文摘Currently, most public higher learning institutions in Tanzania rely on traditional in-class examinations, requiring students to register and present identification documents for examinations eligibility verification. This system, however, is prone to impersonations due to security vulnerabilities in current students’ verification system. These vulnerabilities include weak authentication, lack of encryption, and inadequate anti-counterfeiting measures. Additionally, advanced printing technologies and online marketplaces which claim to produce convincing fake identification documents make it easy to create convincing fake identity documents. The Improved Mechanism for Detecting Impersonations (IMDIs) system detects impersonations in in-class exams by integrating QR codes and dynamic question generation based on student profiles. It consists of a mobile verification app, built with Flutter and communicating via RESTful APIs, and a web system, developed with Laravel using HTML, CSS, and JavaScript. The two components communicate through APIs, with MySQL managing the database. The mobile app and web server interact to ensure efficient verification and security during examinations. The implemented IMDIs system was validated by a mobile application which is integrated with a QR codes scanner for capturing codes embedded in student Identity Cards and linking them to a dynamic question generation model. The QG model uses natural language processing (NLP) algorithm and Question Generation (QG) techniques to create dynamic profile questions. Results show that the IMDIs system could generate four challenging profile-based questions within two seconds, allowing the verification of 200 students in 33 minutes by one operator.
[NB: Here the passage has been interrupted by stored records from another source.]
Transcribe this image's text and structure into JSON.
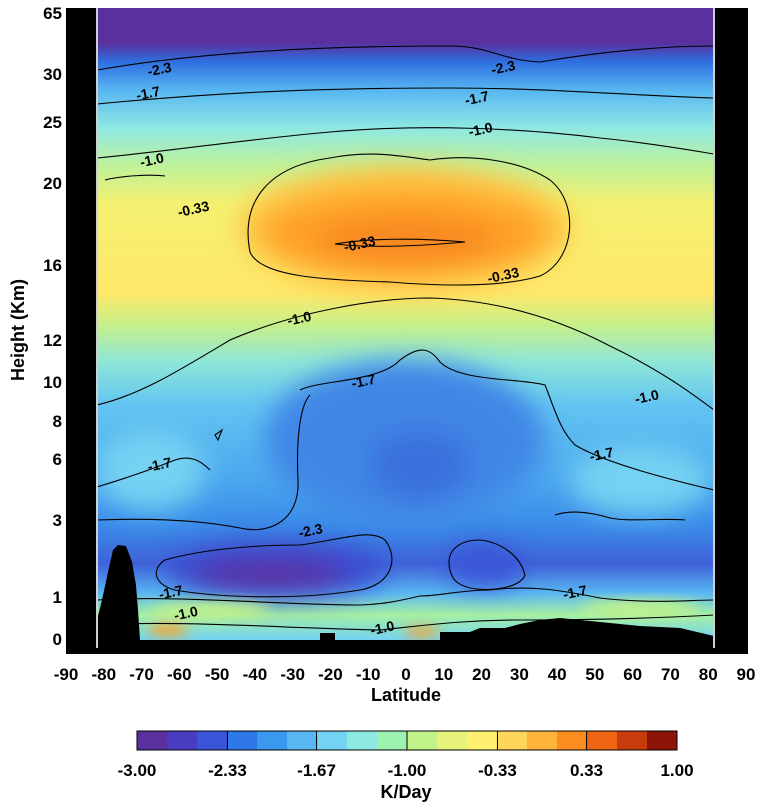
{
  "chart_data": {
    "type": "heatmap",
    "title": "",
    "xlabel": "Latitude",
    "ylabel": "Height (Km)",
    "xlim": [
      -90,
      90
    ],
    "x_ticks": [
      "-90",
      "-80",
      "-70",
      "-60",
      "-50",
      "-40",
      "-30",
      "-20",
      "-10",
      "0",
      "10",
      "20",
      "30",
      "40",
      "50",
      "60",
      "70",
      "80",
      "90"
    ],
    "y_ticks": [
      "0",
      "1",
      "3",
      "6",
      "8",
      "10",
      "12",
      "16",
      "20",
      "25",
      "30",
      "65"
    ],
    "colorbar": {
      "label": "K/Day",
      "range": [
        -3.0,
        1.0
      ],
      "tick_labels": [
        "-3.00",
        "-2.33",
        "-1.67",
        "-1.00",
        "-0.33",
        "0.33",
        "1.00"
      ],
      "colors": [
        "#5a2f9e",
        "#4a3cc0",
        "#3a55d8",
        "#2e78ea",
        "#3a98ee",
        "#58b6f2",
        "#74d2f2",
        "#8ee8e2",
        "#9ef2b0",
        "#c2f28a",
        "#e6f27a",
        "#fff070",
        "#ffd65a",
        "#ffb43c",
        "#fc8c1e",
        "#f06414",
        "#c83c0c",
        "#8c1408"
      ]
    },
    "contour_labels": [
      {
        "text": "-2.3",
        "lat": -65,
        "km": 30
      },
      {
        "text": "-2.3",
        "lat": 26,
        "km": 31
      },
      {
        "text": "-1.7",
        "lat": -68,
        "km": 27.5
      },
      {
        "text": "-1.7",
        "lat": 19,
        "km": 27
      },
      {
        "text": "-1.0",
        "lat": -67,
        "km": 21.5
      },
      {
        "text": "-1.0",
        "lat": 20,
        "km": 24
      },
      {
        "text": "-0.33",
        "lat": -56,
        "km": 18.5
      },
      {
        "text": "-0.33",
        "lat": -12,
        "km": 16.8
      },
      {
        "text": "-0.33",
        "lat": 26,
        "km": 15.2
      },
      {
        "text": "-1.0",
        "lat": -28,
        "km": 12.9
      },
      {
        "text": "-1.7",
        "lat": -11,
        "km": 9.8
      },
      {
        "text": "-1.0",
        "lat": 64,
        "km": 9.0
      },
      {
        "text": "-1.7",
        "lat": -65,
        "km": 5.5
      },
      {
        "text": "-1.7",
        "lat": 52,
        "km": 6.0
      },
      {
        "text": "-2.3",
        "lat": -25,
        "km": 2.6
      },
      {
        "text": "-1.7",
        "lat": -62,
        "km": 1.0
      },
      {
        "text": "-1.7",
        "lat": 45,
        "km": 1.0
      },
      {
        "text": "-1.0",
        "lat": -58,
        "km": 0.5
      },
      {
        "text": "-1.0",
        "lat": -6,
        "km": 0.15
      }
    ]
  }
}
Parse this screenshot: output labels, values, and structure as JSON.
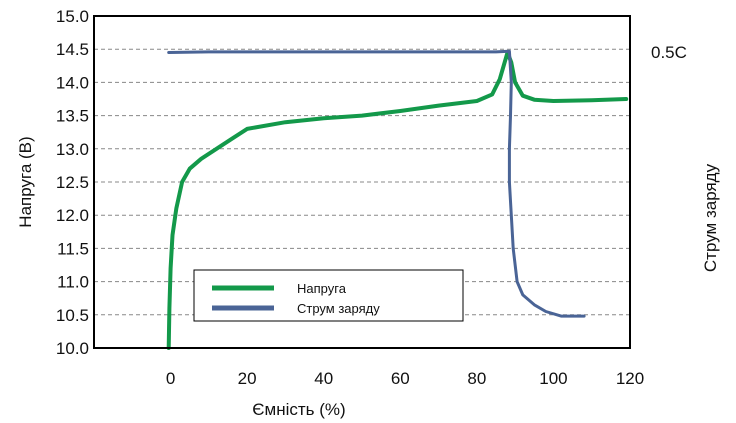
{
  "chart_data": {
    "type": "line",
    "xlabel": "Ємність (%)",
    "ylabel": "Напруга (В)",
    "y2label": "Струм заряду",
    "right_annotation": "0.5C",
    "xlim": [
      -20,
      120
    ],
    "ylim": [
      10.0,
      15.0
    ],
    "x_ticks": [
      "0",
      "20",
      "40",
      "60",
      "80",
      "100",
      "120"
    ],
    "y_ticks": [
      "10.0",
      "10.5",
      "11.0",
      "11.5",
      "12.0",
      "12.5",
      "13.0",
      "13.5",
      "14.0",
      "14.5",
      "15.0"
    ],
    "grid": "dashed horizontal",
    "legend_position": "bottom-left inside",
    "colors": {
      "voltage": "#13994a",
      "current": "#4a6496",
      "grid": "#888888",
      "axis": "#000000"
    },
    "series": [
      {
        "name": "Напруга",
        "points": [
          [
            -0.5,
            10.0
          ],
          [
            -0.3,
            10.6
          ],
          [
            0,
            11.2
          ],
          [
            0.5,
            11.7
          ],
          [
            1.5,
            12.1
          ],
          [
            3,
            12.5
          ],
          [
            5,
            12.7
          ],
          [
            8,
            12.85
          ],
          [
            12,
            13.0
          ],
          [
            16,
            13.15
          ],
          [
            20,
            13.3
          ],
          [
            30,
            13.4
          ],
          [
            40,
            13.46
          ],
          [
            50,
            13.5
          ],
          [
            60,
            13.57
          ],
          [
            70,
            13.65
          ],
          [
            80,
            13.72
          ],
          [
            84,
            13.82
          ],
          [
            86,
            14.05
          ],
          [
            88,
            14.45
          ],
          [
            89,
            14.3
          ],
          [
            90,
            14.0
          ],
          [
            92,
            13.8
          ],
          [
            95,
            13.74
          ],
          [
            100,
            13.72
          ],
          [
            110,
            13.73
          ],
          [
            119,
            13.75
          ]
        ]
      },
      {
        "name": "Струм заряду",
        "points": [
          [
            -0.5,
            14.45
          ],
          [
            10,
            14.46
          ],
          [
            30,
            14.46
          ],
          [
            50,
            14.46
          ],
          [
            70,
            14.46
          ],
          [
            85,
            14.46
          ],
          [
            88.5,
            14.47
          ],
          [
            89,
            14.0
          ],
          [
            88.8,
            13.5
          ],
          [
            88.5,
            13.0
          ],
          [
            88.5,
            12.5
          ],
          [
            89,
            12.0
          ],
          [
            89.5,
            11.5
          ],
          [
            90.5,
            11.0
          ],
          [
            92,
            10.8
          ],
          [
            95,
            10.65
          ],
          [
            98,
            10.55
          ],
          [
            102,
            10.48
          ],
          [
            108,
            10.48
          ]
        ]
      }
    ]
  }
}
The IMDIs system also tracks exam-eligible students, aiding in exam attendance and integrates with a Short Message Service (SMS) to report impersonation incidents to a dedicated security officer in real-time. The IMDIs system was tested and found to be 98% secure, 100% convenient, with a 0% false rejection rate and a 2% false acceptance rate, demonstrating its security, reliability, and high performance.